[HPforGrownups] Re: Kings Cross..... The end???
OctobersChild48 at aol.com
OctobersChild48 at aol.com
Wed Aug 22 08:01:24 UTC 2007
No: HPFGUIDX 176023
Ken:
It has been discussed before and Sue is right, Ms. Rowling is wrong.
Harry cannot go on to become a mad eye Moody if he means to end the
power of the elder wand. It is way too big a risk. However, someone
else pointed out that Harry could work for the auror office and even
head it up without ever being a field agent.
I predicted that Harry would not defeat Voldemort by becoming the
"fastest gun in the west" and in a way I was wrong about that. What I
meant was that we would not see him master magic to the level that we
saw Voldemort and Dumbledore use against each other in the Ministry.
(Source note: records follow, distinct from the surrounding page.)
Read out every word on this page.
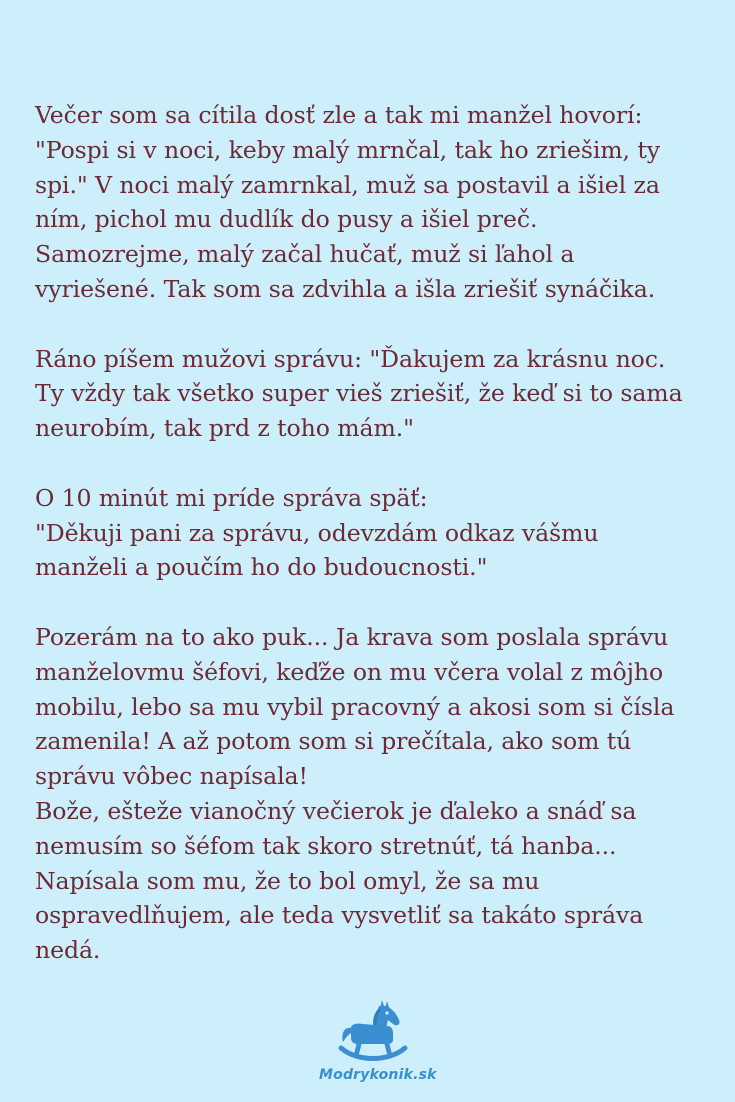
Večer som sa cítila dosť zle a tak mi manžel hovorí:
"Pospi si v noci, keby malý mrnčal, tak ho zriešim, ty
spi." V noci malý zamrnkal, muž sa postavil a išiel za
ním, pichol mu dudlík do pusy a išiel preč.
Samozrejme, malý začal hučať, muž si ľahol a
vyriešené. Tak som sa zdvihla a išla zriešiť synáčika.

Ráno píšem mužovi správu: "Ďakujem za krásnu noc.
Ty vždy tak všetko super vieš zriešiť, že keď si to sama
neurobím, tak prd z toho mám."

O 10 minút mi príde správa späť:
"Děkuji pani za správu, odevzdám odkaz vášmu
manželi a poučím ho do budoucnosti."

Pozerám na to ako puk... Ja krava som poslala správu
manželovmu šéfovi, keďže on mu včera volal z môjho
mobilu, lebo sa mu vybil pracovný a akosi som si čísla
zamenila! A až potom som si prečítala, ako som tú
správu vôbec napísala!
Bože, ešteže vianočný večierok je ďaleko a snáď sa
nemusím so šéfom tak skoro stretnúť, tá hanba...
Napísala som mu, že to bol omyl, že sa mu
ospravedlňujem, ale teda vysvetliť sa takáto správa
nedá.

Modrykonik.sk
And that is true, his wand did do that for him very early on and then
it got taken out of action. Harry didn't even understand what the wand
did. What we did see was Harry becoming a fast gun in a much different
and I thought, believable, way. In DH Harry became a master of
combining information to see through it to the motives and plans of
his opponent. He became a master detective. It is a talent he has
shown all along and it really blossomed in the final book.
That is a talent that the auror office can use and it can be done
almost completely from a desk, safe inside the Ministry. It's not like
Harry has anything left to prove about his personal courage. Of course
our dear author is anything but a master at putting together
information like this so I have no doubt that when she writes her
encyclopedia of the Potterverse she will have Harry out there slinging
lead at the bad guys like Eliot Ness on steriods.
And that is just wrong....
Personally I think it is wrong on a different level too. I don't think
that Harry wants to be an auror anymore, he's done that to death. At
the end Harry says he's had enough trouble for a lifetime. I believe
him, I hope the author does too. Harry needs to do something else with
his life and he has earned the right to a peaceful but rewarding
existence. He's really been set up to become a champion for civil
rights for the other magical creatures and Muggles, if you ask me.
Sandy:
Thank you, Ken, for this most excellent post. It is almost exactly what I
have been wanting to post about this subject once I got caught up. Harry just
cannot be an Auror and stick to the philosophy of the Elder Wand. It is his
intent to die a natural death and end the power of the wand once and for all.
What are the chances of that happening if he is an Auror. And even if he is not
killed, simply being disarmed passes the ownership of the wand. And I, too,
believe he had no further desire to be an Auror. I certainly believed him
when he said he'd had enough trouble for a lifetime. I feel he would be a good
DADA teacher.
It *really* irritates me that JKR did not think all of this through
carefully before she started making statements within a few days of the book being
released. She was answering questions on the fly and making things up as she
went along only to contradict herself and give a different answer to the same
question a day later. I sincerely hope she sits down and thinks this all
through carefully before she writes the encyclopedia.